フリッパーズギターの続き
★★★★★
このCDが発売された当時は良さが良く解らなかった。
あまりに音数の少ないソリッドでモダンソウルなサウンドが、
あまりにサンプリングに覆われたフリッパーズのラストアルバム「ヘッド博士の世界塔」のサウンドとかけ離れていたから。
当時小山田圭吾氏は「天気読み」を評して「尾崎みたい」と発言していた。
でも今聴くとある意味コーネリアスのFIRST QUESTION AWARDよりもフリッパーズ「らしさ」を感じる。
それはやっぱり「歌詞」なのかな?
背景のサウンドがギターポップでも、ピコピコの打ち込みでも、ペットサウンズでも、モダンソウルでも、ジャズでも、筒美京平氏でも、オーケストラでもエレクトロニカでも、やはり小沢健二の書く歌詞こそが素晴らしい。
フリッパーズっぽい芸風のバンドがいくつかあったけれど、決定的に違うのが歌詞だったのかな。
コーネリアスのファンタズマやポイント、あれらのアルバムも良かったけれど、どうしても歌詞に物足りなさを感じてしまう。
旅はここから始まる
★★★★☆
フリッパーズ解散後、「最初に動くのは小沢か?小山田か?」と、ドキドキしながら
待ってましたが、'93年、先陣を切ったのはオザケンでした。
一聴して、フリッパーズとは一線を画すジャジーな編曲にも驚きましたが、何よりも
びっくりしたのは歌詞!
『ありとあらゆる種類の言葉を知って何も言えなくなるなんて、そんなバカな過ちは
しないのさ』(ローラースケート・パーク)
『もう、間違いが無いことや、隙を見せないやりとりには嫌気がさしちまった』
(カウボーイ疾走)
等、それまでのクールで斜に構えた自己イメージを真っ向否定する言葉の数々に、
「えーっ?!・・・でも、カッコいい・・・」と、またもや感化されてしまった記憶が。。
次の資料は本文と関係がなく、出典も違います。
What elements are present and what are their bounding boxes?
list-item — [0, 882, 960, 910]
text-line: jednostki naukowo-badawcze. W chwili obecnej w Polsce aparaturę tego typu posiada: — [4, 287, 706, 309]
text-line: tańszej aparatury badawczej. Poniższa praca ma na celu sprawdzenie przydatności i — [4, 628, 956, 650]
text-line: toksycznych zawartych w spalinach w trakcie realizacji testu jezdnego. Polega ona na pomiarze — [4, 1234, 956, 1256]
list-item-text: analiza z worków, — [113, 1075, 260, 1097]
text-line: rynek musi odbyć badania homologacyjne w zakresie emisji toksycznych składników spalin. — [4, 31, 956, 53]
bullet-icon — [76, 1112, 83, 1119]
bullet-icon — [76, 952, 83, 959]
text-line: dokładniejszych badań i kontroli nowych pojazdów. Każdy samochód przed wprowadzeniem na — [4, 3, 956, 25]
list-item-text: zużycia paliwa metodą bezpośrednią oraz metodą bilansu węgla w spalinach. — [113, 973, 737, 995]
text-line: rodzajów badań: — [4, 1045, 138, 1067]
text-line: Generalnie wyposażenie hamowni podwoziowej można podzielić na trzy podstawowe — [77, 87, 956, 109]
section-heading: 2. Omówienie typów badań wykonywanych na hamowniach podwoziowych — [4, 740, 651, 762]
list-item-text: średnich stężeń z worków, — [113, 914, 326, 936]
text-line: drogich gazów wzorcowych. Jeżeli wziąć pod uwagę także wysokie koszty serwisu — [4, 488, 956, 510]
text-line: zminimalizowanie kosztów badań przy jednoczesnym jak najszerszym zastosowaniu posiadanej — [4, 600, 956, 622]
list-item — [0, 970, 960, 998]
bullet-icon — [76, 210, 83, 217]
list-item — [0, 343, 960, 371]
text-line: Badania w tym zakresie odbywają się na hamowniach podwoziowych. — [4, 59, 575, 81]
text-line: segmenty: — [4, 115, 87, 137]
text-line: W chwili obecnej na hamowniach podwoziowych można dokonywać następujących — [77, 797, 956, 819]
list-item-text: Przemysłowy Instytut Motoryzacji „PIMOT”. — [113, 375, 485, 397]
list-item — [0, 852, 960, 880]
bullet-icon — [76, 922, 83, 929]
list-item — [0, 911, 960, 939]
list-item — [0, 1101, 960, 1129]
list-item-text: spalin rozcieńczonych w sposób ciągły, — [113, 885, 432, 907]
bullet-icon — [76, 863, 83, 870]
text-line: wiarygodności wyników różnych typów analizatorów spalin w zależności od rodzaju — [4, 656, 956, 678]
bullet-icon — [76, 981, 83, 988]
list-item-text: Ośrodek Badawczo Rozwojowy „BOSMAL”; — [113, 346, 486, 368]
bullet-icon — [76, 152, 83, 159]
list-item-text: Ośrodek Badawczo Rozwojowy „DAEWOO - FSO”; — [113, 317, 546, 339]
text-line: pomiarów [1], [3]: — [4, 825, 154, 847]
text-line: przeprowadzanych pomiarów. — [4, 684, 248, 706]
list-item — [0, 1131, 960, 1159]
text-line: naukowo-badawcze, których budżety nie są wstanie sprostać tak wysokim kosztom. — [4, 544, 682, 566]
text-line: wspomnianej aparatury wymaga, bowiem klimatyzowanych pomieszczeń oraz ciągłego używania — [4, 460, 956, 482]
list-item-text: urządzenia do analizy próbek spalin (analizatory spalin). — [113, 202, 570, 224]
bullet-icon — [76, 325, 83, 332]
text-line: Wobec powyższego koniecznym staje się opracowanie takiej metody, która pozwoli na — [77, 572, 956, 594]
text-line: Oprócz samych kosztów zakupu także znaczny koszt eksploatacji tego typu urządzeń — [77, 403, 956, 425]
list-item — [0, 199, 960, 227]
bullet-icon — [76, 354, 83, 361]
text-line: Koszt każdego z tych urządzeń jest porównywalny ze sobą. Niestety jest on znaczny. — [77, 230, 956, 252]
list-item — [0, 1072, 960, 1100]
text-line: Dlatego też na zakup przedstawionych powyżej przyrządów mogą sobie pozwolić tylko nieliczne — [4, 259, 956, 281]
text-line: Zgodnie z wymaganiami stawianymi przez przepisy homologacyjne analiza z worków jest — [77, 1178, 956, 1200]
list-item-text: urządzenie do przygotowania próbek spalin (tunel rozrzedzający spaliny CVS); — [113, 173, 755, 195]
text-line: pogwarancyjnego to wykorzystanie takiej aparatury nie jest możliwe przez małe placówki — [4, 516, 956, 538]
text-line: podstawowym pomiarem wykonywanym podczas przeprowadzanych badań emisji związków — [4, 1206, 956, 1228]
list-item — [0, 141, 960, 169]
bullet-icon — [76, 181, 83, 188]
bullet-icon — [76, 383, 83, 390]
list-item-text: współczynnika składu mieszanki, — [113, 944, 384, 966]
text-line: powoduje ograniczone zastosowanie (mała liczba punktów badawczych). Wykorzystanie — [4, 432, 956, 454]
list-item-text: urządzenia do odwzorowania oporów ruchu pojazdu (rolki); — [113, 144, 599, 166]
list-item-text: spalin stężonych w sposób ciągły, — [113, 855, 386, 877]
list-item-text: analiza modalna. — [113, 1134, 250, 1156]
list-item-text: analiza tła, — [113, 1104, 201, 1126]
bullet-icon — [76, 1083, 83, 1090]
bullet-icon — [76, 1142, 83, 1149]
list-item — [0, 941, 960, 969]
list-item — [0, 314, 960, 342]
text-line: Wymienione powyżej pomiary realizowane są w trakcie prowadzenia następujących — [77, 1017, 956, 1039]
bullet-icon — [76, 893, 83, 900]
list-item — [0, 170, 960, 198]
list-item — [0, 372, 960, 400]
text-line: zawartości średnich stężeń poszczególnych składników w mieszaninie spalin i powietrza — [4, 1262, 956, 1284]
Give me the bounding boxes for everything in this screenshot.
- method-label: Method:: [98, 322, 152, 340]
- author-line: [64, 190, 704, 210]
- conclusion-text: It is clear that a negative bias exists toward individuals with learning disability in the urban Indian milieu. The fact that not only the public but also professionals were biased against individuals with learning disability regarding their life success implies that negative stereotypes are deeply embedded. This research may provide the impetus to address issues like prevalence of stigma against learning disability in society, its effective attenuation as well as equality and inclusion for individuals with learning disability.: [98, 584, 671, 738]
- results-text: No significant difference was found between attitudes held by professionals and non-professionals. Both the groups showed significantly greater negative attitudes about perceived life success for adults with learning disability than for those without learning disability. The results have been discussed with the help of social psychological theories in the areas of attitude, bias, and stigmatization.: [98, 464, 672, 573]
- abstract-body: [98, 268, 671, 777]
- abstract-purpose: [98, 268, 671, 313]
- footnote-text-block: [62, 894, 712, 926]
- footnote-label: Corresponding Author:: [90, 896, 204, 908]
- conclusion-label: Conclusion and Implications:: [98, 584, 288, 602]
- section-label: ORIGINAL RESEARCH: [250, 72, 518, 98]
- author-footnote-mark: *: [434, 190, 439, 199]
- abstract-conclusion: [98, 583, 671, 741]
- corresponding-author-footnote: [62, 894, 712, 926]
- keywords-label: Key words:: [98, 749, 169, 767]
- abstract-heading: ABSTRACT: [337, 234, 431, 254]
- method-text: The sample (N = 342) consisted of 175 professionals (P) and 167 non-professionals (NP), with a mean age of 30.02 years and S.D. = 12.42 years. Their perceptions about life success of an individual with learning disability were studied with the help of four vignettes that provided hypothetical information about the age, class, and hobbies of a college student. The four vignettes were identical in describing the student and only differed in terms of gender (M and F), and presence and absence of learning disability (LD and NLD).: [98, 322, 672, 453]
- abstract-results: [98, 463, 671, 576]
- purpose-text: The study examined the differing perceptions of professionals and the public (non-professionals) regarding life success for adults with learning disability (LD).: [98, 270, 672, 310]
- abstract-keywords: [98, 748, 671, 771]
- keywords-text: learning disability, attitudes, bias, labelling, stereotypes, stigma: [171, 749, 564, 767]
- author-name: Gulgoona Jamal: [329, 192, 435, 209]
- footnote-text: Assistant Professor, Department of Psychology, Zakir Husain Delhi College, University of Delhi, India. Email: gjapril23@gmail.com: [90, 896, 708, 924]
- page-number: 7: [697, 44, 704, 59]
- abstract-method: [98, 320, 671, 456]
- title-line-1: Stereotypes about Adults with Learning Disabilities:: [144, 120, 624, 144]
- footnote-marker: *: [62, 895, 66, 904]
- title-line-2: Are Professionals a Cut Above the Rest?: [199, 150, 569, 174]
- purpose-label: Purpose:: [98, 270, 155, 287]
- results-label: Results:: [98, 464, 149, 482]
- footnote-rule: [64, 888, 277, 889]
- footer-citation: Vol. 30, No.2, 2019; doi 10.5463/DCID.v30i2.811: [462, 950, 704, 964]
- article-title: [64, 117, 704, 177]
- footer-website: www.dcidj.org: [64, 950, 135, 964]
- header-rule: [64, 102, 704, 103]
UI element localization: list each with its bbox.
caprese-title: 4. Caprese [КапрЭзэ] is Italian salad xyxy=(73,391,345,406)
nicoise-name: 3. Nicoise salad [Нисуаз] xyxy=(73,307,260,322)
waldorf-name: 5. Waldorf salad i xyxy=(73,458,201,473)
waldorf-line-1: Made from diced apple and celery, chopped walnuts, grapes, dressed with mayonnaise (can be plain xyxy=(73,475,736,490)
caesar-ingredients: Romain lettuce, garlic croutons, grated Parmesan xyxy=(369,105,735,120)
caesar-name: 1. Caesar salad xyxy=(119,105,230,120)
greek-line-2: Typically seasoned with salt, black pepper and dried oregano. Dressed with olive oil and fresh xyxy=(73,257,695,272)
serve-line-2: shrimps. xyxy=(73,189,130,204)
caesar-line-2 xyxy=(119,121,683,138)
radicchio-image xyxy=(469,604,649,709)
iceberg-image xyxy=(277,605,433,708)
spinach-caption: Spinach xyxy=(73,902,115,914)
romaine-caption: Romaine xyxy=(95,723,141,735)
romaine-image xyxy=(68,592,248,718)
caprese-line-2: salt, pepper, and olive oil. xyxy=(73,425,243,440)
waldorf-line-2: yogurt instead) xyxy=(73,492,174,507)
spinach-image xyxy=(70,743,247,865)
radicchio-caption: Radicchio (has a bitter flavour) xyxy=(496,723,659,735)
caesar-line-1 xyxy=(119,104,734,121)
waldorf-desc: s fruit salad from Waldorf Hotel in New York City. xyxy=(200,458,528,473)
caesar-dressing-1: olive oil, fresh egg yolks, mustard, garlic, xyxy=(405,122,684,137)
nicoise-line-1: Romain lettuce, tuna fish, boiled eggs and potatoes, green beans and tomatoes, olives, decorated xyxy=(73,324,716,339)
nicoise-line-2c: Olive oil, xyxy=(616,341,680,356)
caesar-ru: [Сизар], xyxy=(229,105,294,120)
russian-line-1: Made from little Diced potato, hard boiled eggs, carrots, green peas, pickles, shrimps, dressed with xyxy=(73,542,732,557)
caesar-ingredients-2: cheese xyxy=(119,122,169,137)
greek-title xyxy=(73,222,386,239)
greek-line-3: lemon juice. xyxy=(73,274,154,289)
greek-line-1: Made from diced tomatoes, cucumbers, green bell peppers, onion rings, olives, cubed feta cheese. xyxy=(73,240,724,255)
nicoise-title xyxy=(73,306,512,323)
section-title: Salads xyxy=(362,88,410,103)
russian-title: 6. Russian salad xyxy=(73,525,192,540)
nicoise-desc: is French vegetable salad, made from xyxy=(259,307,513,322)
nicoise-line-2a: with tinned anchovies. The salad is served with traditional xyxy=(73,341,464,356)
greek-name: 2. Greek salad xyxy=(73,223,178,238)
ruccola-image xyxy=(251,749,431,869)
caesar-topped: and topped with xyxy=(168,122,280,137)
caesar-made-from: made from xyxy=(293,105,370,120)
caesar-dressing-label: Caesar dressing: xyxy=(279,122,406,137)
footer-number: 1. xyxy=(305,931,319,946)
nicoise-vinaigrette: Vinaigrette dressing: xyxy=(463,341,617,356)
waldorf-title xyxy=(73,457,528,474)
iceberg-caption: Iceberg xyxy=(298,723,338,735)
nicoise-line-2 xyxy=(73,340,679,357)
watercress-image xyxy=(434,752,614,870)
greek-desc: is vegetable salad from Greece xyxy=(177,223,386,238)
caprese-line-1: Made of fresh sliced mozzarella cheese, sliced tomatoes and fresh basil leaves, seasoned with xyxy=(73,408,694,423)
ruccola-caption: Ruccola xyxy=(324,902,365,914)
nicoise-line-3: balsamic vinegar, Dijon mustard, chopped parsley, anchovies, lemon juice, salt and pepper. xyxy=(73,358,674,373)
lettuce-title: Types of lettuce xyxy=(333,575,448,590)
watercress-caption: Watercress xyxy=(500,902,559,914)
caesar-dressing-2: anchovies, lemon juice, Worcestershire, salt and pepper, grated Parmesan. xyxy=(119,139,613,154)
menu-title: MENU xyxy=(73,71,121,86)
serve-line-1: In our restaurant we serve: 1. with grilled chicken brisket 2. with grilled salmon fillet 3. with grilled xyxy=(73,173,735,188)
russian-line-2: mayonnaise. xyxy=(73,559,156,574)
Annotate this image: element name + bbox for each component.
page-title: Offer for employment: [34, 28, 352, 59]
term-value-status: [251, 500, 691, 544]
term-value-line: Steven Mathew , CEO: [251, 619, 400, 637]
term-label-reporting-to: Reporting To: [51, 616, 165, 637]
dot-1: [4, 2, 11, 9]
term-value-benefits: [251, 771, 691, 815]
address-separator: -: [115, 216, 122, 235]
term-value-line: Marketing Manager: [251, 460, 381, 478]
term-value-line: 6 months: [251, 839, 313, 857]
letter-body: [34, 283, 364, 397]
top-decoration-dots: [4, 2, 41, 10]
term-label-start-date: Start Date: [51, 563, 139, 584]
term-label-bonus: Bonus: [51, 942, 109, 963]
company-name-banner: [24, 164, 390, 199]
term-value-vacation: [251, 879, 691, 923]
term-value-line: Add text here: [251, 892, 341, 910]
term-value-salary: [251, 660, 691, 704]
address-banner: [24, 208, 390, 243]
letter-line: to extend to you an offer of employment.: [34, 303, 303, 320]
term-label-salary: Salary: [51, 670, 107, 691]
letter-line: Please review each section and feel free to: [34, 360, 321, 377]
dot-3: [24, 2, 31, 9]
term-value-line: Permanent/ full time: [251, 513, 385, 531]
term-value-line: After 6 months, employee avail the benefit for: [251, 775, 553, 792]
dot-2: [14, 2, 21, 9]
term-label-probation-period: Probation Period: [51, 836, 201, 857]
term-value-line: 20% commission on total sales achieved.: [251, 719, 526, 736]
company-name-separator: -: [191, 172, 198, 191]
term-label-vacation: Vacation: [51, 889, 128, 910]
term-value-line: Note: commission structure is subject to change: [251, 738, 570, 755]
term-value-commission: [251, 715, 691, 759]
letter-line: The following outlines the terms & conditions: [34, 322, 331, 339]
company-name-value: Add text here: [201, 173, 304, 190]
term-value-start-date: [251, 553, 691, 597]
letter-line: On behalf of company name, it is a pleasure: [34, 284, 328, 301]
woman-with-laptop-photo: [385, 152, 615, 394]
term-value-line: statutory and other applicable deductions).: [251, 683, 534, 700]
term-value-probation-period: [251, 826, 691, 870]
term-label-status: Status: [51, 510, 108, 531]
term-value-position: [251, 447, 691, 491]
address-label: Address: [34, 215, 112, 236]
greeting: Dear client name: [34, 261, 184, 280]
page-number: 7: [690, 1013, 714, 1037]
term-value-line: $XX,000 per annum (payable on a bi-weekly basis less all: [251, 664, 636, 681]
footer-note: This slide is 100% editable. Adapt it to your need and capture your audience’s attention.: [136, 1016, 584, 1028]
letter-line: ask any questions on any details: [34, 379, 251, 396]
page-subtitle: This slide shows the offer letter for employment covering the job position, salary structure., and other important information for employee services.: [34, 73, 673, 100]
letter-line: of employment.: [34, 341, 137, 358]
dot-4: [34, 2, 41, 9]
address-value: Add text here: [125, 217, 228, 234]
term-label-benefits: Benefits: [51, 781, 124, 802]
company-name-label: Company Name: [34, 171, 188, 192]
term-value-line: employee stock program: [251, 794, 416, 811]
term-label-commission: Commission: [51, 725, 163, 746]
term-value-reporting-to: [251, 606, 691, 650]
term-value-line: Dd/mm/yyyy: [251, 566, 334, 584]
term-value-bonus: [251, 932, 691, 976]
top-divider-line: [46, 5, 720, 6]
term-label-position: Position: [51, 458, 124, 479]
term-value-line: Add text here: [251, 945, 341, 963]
名曲とされる「天使たちのシーン」で有名なアルバムではありますが、多くの曲は
上記に代表されるように、硬派な「オトコ」のカッコ良さがテーマです。
しかし一方で、テーマとは矛盾するように、ひとを煙に巻く過剰なレトリック等、
オザケン印の「自意識」があちこち散見されるのも事実。
もしかしたら、本人的にも中途半端さを感じたのかもしれません。
翌年発表の『LIFE』で、全ての自意識を捨てさった(あるいは全面肯定した)かの
ような、振りきれたポップスに突き進んでいったのも、このアルバムの反省を踏ま
えて、だったのでは?
地上の夜…
★★★★★
ほんとにかっこいいです…この曲を深夜にラジオで聴いてアルバム買いました。
ラブリーとか聴いた後に聴いたから意外でした。ほんとにこの人のアルバムごとの変わり様は毎回おもしろ過ぎです(笑)
行き詰まった小沢健二の出した答え
★★★★★
これ辺りを期に小沢健二はメディアから姿を消す
小沢さんも今作は「本気」で書いたような曲が多く、聞くこちら側も
その詩に聞き入ってしまう。
人生観が垣間見える良作、メロディも素晴らしい
東大卒がつむぎ出す詩的ソウル
★★★★★
音の構成は極めてシンプルです。ただ、ベースとドラムの音が強く、これはきっとオザワ君自身が一番こだわった部分だったと想像します。なぜか? このアルバムは、文学青年(それも英米文学をかじった)が、ソウルミュージックのメッセージの「濃さ」や「熱さ」に惹かれ、音としても何とかそれに肉薄しようとしているからです。一方、詞は限りなく詩的な文学性にあふれていますが、彼の語る情景は、何でもない日常に新しい意味を見出す感動に支配されています。中でも圧巻なのは後半の「天使たちのシーン」。13分におよぶ大作ですが、冗漫な印象はなく、何か啓示でも受けたかのように畳みかけるメッセージが印象的です。唐突ですが、離婚や、愛する人との死別、あるいは人生の長い冬から抜け出そうとしている方に、このアルバムをお勧めします。「神様を信じる強さを僕に/生きることを諦めてしまわぬように」。この後のアルバム「LIFE」で、おちゃらけキャラを身につける前、彼はこのアルバムでこう言っていました。歌は決して上手くなく、時折曲の中でものすごく頼りなげなビブラートを発しているけれど、でもそれが、東大文卒が人生である転機を迎え、つむぎ出したソウルなのです。メインストリームに引きずり出したい名盤です。
※ちなみにこのアルバム、初版時は「犬は吠えるがキャラバンは進む」('93)という名でリリースされていましたが、一度廃盤となり改題され、現在はこの「Dogs」という名で発売されています。